Lalu kemudian beredar klarifikasi dari DLH Kabupaten Bima yang diunggah akun Facebook Agus Mawardy, 27 April 2022 dikatakan bahwa perubahan warna Air laut menjadi coklat dan menggumpal itu terjadi bukan karena tumpahan minyak.


Tidak hanya itu, hal demikian juga direspon Pertamina Patra Niaga, Area Manager Communication dan CSR Pertamina Patra Niaga Jatimbalinus, Deden Mochammad Idhani memastikan operasional di Fuel Terminal Bima tetap berjalan normal, tidak ada kebocoran pipa seperti yang diisukan oleh beberapa pihak. 

Status operasional di Fuel Terminal Bima juga telah mendapatkan PROPER biru dari Kementerian Lingkungan Hidup dan Kehutanan (KLHK), ini berarti bahwa Pertamina sudah patuh terhadap seluruh regulasi untuk pengelolaan lingkungan.

"Hingga saat ini, kami memastikan operasional di Fuel Terminal Bima berjalan lancar, tidak ada kegagalan operasi ataupun kebocoran pipa," ujarnya. Kamis (28/4/2022). Seperti informasi diterima media ini.

Sebagai tindak lanjut, hari ini juga,  dilakukan rapat koordinasi antar pihak yang dihadiri Asisten Deputi Kemenko Marves, Kementerian Lingkungan Hidup (KLHK), DLHK NTB, DLHK Kabupaten Bima, Pertamina serta team kementrian terkait, menegaskan kembali bahwa hasil dugaan sementara menunjukkan bahwa kejadian di Teluk Bima adalah fenomena alam diduga "sea snot" (lendir laut). 

"Dugaan sementara fenomena alam yang terjadi di teluk Bima kemarin adalah lumut atau ganggang dan tidak ada unsur pencemaran dari minyak.
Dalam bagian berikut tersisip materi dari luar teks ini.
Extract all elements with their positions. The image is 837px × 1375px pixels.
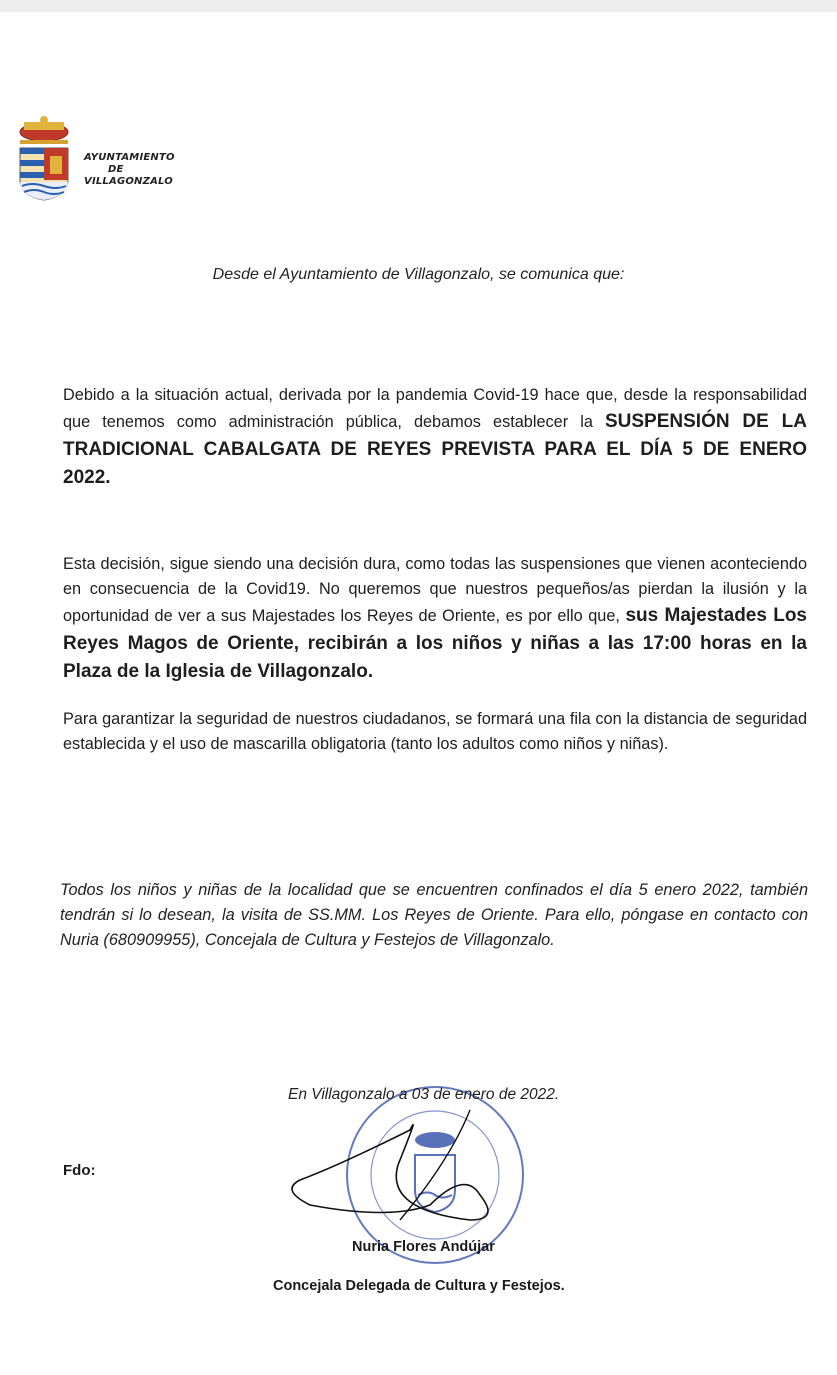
intro-line: Desde el Ayuntamiento de Villagonzalo, se comunica que: bbox=[212, 266, 625, 283]
reception-highlight: sus Majestades Los Reyes Magos de Oriente, recibirán a los niños y niñas a las 17:00 horas en la Plaza de la Iglesia de Villagonzalo. bbox=[63, 605, 807, 682]
paragraph-suspension bbox=[63, 383, 807, 492]
fdo-label: Fdo: bbox=[63, 1162, 96, 1179]
signer-name: Nuria Flores Andújar bbox=[352, 1239, 495, 1255]
logo-text bbox=[84, 152, 175, 188]
paragraph-decision-text: Esta decisión, sigue siendo una decisión dura, como todas las suspensiones que vienen aconteciendo en consecuencia de la Covid19. No queremos que nuestros pequeños/as pierdan la ilusión y la oportunidad de ver a sus Majestades los Reyes de Oriente, es por ello que, bbox=[63, 555, 807, 625]
municipal-logo bbox=[14, 114, 184, 206]
signer-title: Concejala Delegada de Cultura y Festejos. bbox=[273, 1278, 565, 1294]
logo-line-3: VILLAGONZALO bbox=[84, 176, 173, 187]
paragraph-suspension-text: Debido a la situación actual, derivada por la pandemia Covid-19 hace que, desde la responsabilidad que tenemos como administración pública, debamos establecer la bbox=[63, 386, 807, 431]
coat-of-arms-icon bbox=[14, 114, 74, 206]
logo-line-2: DE bbox=[108, 164, 124, 175]
logo-line-1: AYUNTAMIENTO bbox=[84, 152, 175, 163]
confined-children-note: Todos los niños y niñas de la localidad que se encuentren confinados el día 5 enero 2022, también tendrán si lo desean, la visita de SS.MM. Los Reyes de Oriente. Para ello, póngase en contacto con Nuria (680909955), Concejala de Cultura y Festejos de Villagonzalo. bbox=[60, 881, 808, 949]
paragraph-decision bbox=[63, 552, 807, 686]
place-date: En Villagonzalo a 03 de enero de 2022. bbox=[288, 1086, 560, 1103]
suspension-highlight: SUSPENSIÓN DE LA TRADICIONAL CABALGATA DE REYES PREVISTA PARA EL DÍA 5 DE ENERO 2022. bbox=[63, 411, 807, 488]
top-bar bbox=[0, 0, 837, 12]
paragraph-safety: Para garantizar la seguridad de nuestros ciudadanos, se formará una fila con la distancia de seguridad establecida y el uso de mascarilla obligatoria (tanto los adultos como niños y niñas). bbox=[63, 710, 807, 753]
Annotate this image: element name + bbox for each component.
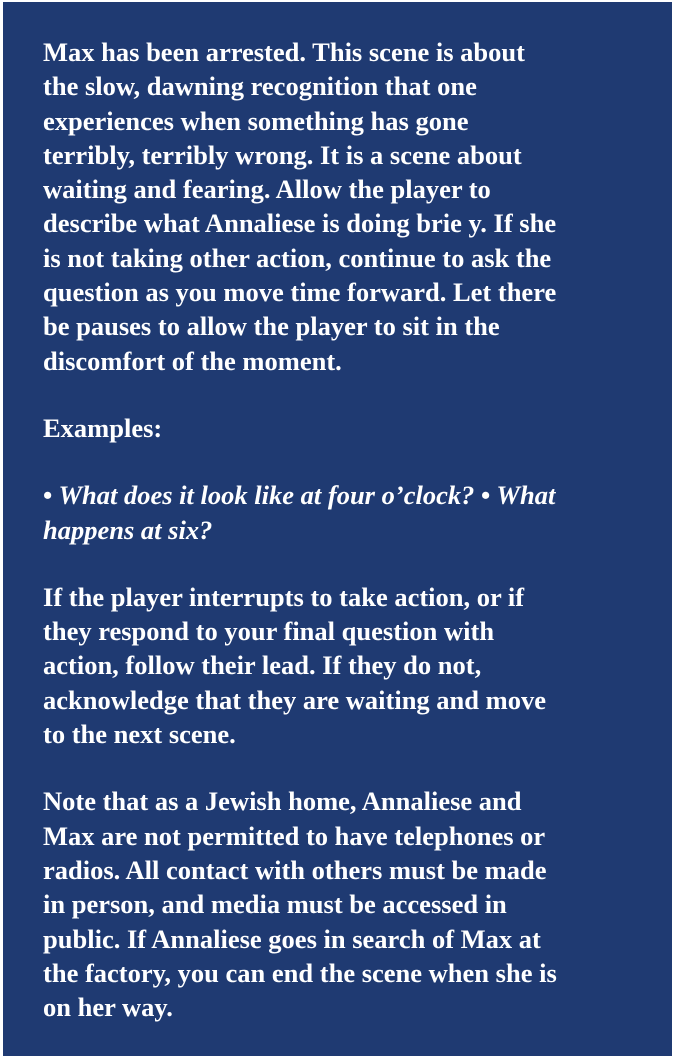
intro-paragraph: Max has been arrested. This scene is about the slow, dawning recognition that one experiences when something has gone terribly, terribly wrong. It is a scene about waiting and fearing. Allow the player to describe what Annaliese is doing brie y. If she is not taking other action, continue to ask the question as you move time forward. Let there be pauses to allow the player to sit in the discomfort of the moment. <box>43 37 557 376</box>
bullet: • <box>43 480 53 511</box>
bullet: • <box>480 480 491 511</box>
examples-list <box>43 478 642 547</box>
examples-heading: Examples: <box>43 412 163 443</box>
followup-paragraph: If the player interrupts to take action, or if they respond to your final question with action, follow their lead. If they do not, acknowledge that they are waiting and move to the next scene. <box>43 581 546 750</box>
scene-instructions-panel <box>3 2 672 1056</box>
example-text: What does it look like at four o’clock? <box>58 480 475 511</box>
note-paragraph: Note that as a Jewish home, Annaliese and Max are not permitted to have telephones or radios. All contact with others must be made in person, and media must be accessed in public. If Annaliese goes in search of Max at the factory, you can end the scene when she is on her way. <box>43 786 557 1023</box>
examples-item <box>43 478 642 547</box>
example-text: What happens at six? <box>43 480 556 545</box>
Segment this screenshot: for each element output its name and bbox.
Namun kami belum bisa menyimpulkan secara pasti karena masih menunggu hasil laboratorium yang hari ini diharapkan bisa keluar hasilnya," ujar Kepala Dinas Lingkungan Hidup dan Kehutanan NTB Madani Mukarom.

"Sebagai perusahaan dengan unit operasi yang berada di dekat lokasi kejadian, Pertamina  akan terus bekerjasama dan berkoordinasi dengan para pihak terkait.  Dimohon kepada para pihak untuk mendapatkan konfirmasi dari yang berwenang dalam hal ini Dinas Lingkungan Hidup Kabupaten Bima," kata Deden.

PT Pertamina Patra Niaga regional Jatimbalinus berkomitmen untuk terus mendistribusikan kebutuhan BBM dan LPG kepada masyarakat khususnya di provinsi Nusa Tenggara Barat melalui 3 Terminal BBM yaitu Integrated Terminal Ampenan, Fuel Terminal Badas dan Fuel Terminal Bima.